Conditions for many worsened overnight as heavy ash covered homes, cars and streets and even the runway of the airport at the opposite end of the roughly 20-mile-long island from the volcano’s crater. People left footprints in the ash as they trudged away from their homes.
Prime Minister Ralph Gonsalves told NBC Radio, a local station, that officials were trying to figure out how to remove the ash.
“It's difficult to breathe,” Gonsalves said, adding that while the volcano's venting has diminished, a big plume of ash and smoke remained. “What goes up, must come down.”
He asked people to remain calm, have patience and keep protecting themselves from the coronavirus as he celebrated that no deaths or injuries were reported after the eruption in the northern tip of St. Vincent, part of an island chain that includes the Grenadines and is home to more than 100,000 people.
“Agriculture will be badly affected, and we may have some loss of animals, and we will have to do repairs to houses, but if we have life, and we have strength, we will build it back better, stronger, together,” he said.
Gonsalves has said that depending on the damage caused by the explosion, it could take up to four months for life to return to normal. Some 3,200 people were staying in 78 government shelters while four empty cruise ships floated nearby, waiting to take other evacuees to nearby islands. Those staying in shelters were tested for COVID-19, and anyone testing positive would be taken to an isolation center.

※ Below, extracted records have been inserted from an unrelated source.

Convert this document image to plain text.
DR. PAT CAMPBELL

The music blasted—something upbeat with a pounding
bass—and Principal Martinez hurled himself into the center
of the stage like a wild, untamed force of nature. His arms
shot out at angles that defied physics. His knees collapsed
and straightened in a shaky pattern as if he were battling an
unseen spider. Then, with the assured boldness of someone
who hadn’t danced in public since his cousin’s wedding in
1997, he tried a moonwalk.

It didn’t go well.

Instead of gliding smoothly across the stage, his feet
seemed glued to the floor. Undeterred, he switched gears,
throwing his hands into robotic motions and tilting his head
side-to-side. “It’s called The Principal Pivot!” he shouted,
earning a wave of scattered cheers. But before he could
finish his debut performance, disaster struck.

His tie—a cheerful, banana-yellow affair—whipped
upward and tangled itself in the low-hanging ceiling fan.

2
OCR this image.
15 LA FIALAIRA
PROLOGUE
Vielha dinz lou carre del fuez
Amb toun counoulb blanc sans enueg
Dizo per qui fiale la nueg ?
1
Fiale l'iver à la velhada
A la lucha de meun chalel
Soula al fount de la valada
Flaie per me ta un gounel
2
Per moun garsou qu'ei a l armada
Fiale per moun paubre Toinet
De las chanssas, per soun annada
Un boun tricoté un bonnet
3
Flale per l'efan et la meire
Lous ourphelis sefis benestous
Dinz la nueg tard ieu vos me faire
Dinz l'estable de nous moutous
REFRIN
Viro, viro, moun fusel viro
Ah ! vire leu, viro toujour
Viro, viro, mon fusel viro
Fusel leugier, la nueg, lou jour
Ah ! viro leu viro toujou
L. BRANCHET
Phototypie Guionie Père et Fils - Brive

The first explosion occurred Friday morning, a day after the government ordered mandatory evacuations based on warnings from scientists who noted a type of seismic activity before dawn on Thursday that meant magma was on the move close to the surface.
An ash column burst more than 33,000 feet into the sky, with lightning crackling through the still-towering cloud late Friday.
The ash forced the cancellation of several flights and poor visibility limited evacuations in some areas. Officials warned that Barbados, St. Lucia and Grenada could see light ashfall as the 4,003-foot volcano continued to rumble. The majority of ash was expected to head northeast into the Atlantic Ocean.
La Soufriere previously had an effusive eruption in December, prompting experts from around the region to fly in and analyze the formation of a new volcanic dome and changes to its crater lake, among other things.
The eastern Caribbean has 19 live volcanoes, including two underwater near the island of Grenada. One of those, Kick ’Em Jenny, has been active in recent years. But the most active volcano of all is Soufriere Hills in Montserrat. It has erupted continuously since 1995, razing the capital of Plymouth and killing at least 19 people in 1997.